I wanted to go deeper to think about what personal and professional transformation I was hoping to undergo to confirm this was the best path forward. I’d recommend developing meaningful criteria to help you identify a theme that might unify your school list and help you analyze what might be the best fit for you. I found that community had been a theme that linked my personal life and values with the professional work I was doing through TFA and my aspirations for leading people focused organizations in the future. Honing in on this theme helped me to find key differentiators between schools that made the conversation more substantive. There are also other important criteria you might find useful depending on the theme(s) you choose (partner/spouse culture, location, etc.)

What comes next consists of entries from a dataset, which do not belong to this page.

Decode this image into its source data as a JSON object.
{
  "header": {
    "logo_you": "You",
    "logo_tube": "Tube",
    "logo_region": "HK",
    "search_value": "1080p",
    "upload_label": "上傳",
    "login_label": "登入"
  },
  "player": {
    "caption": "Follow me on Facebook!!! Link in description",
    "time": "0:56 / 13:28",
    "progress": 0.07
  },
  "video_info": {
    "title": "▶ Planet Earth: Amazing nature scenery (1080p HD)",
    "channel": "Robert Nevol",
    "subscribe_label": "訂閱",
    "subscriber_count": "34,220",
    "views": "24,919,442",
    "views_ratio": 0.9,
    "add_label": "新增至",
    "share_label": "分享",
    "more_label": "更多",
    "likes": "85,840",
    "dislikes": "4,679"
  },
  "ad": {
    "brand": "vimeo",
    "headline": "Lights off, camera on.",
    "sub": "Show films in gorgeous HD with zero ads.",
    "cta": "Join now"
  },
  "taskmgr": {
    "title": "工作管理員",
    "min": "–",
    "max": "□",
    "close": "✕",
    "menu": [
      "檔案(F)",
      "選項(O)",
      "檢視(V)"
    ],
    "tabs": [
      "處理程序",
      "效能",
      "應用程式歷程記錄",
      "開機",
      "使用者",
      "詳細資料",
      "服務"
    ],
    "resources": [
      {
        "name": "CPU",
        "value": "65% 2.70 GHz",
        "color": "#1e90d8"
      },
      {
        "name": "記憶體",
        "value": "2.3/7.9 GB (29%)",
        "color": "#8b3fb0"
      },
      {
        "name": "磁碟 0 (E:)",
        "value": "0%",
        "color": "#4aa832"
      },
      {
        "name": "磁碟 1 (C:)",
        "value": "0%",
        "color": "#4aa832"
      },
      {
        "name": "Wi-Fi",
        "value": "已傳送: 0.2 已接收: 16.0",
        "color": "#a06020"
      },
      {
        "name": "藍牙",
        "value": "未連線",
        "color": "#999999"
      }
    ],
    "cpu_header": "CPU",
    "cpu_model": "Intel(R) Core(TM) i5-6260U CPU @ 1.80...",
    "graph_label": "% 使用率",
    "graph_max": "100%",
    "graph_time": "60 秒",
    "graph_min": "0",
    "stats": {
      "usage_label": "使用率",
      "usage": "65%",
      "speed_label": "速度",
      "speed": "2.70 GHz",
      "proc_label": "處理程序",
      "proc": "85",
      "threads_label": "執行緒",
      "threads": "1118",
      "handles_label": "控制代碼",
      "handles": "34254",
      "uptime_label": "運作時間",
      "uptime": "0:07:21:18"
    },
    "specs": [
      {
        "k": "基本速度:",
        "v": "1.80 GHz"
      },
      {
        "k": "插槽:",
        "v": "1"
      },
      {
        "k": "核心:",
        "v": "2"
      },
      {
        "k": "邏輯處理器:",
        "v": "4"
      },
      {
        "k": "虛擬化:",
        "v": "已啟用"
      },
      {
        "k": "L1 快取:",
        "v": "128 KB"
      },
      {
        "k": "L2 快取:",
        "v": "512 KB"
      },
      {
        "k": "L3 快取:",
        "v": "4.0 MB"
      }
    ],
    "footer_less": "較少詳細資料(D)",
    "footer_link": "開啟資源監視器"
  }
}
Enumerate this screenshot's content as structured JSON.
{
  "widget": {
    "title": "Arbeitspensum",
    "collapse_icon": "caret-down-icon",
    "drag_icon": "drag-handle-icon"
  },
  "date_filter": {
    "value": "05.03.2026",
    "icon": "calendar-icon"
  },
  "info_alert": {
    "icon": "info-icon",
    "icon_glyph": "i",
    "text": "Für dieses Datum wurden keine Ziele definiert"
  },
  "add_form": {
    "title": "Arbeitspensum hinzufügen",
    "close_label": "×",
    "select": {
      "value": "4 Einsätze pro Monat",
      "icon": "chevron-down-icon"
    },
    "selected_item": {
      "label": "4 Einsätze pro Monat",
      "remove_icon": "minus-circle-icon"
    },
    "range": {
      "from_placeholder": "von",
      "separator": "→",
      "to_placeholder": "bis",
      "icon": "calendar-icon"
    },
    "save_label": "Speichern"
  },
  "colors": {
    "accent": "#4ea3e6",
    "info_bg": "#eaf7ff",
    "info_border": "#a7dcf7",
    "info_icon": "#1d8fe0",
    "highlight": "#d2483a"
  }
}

What advice do you have for applicants in actually applying to a school, writing essays, doing admission interviews, and getting recommenders to write letters on your behalf? There are things you can control and things you can’t. My first semester as a pre-med student ten years ago can’t be changed. The application (essays, interviews and recommendations) is an opportunity to tell a broader narrative. Part of determining which year was best to apply had to do with the vision I had for the narrative I wanted to tell. I’m not joking here: I wanted to show “off the charts” vision, results and leadership in my work experience, and (for a poet) “unquestionably proficient” quantitative acumen through my test scores and additional course work. I waited a year to apply to make sure I created the best application I could with the things I could control.

What led you to choose this program for your full-time MBA? My wife and I were immediately welcomed into this community. Not only were alumni eager to chat on the phone with me, they wanted to connect their partners with my wife to learn about the partner experience. By the time I visited Tuck, I observed how genuine passion for this environment and for what can be achieved by people who choose this environment. With such smart, accomplished classmates, I am most inspired by the collective value placed on inclusivity as a means to being greater than the sum of our parts.

On a very practical level, I anticipate surpassing my own expectations for immediate career objectives and more importantly build relationships with all 280 of my classmates, which will shape career transitions for years to come.

What would you ultimately like to achieve before you graduate?

  • I want to expand my perspective by taking on as many global consulting opportunities and immersion experiences as possible.
  • I want to get as many reps as possible building out new business ventures with classmates.
  • I would like to be considered a ‘legit’ hockey player in the Men’s Tripod League next year (one week down, long way to go!).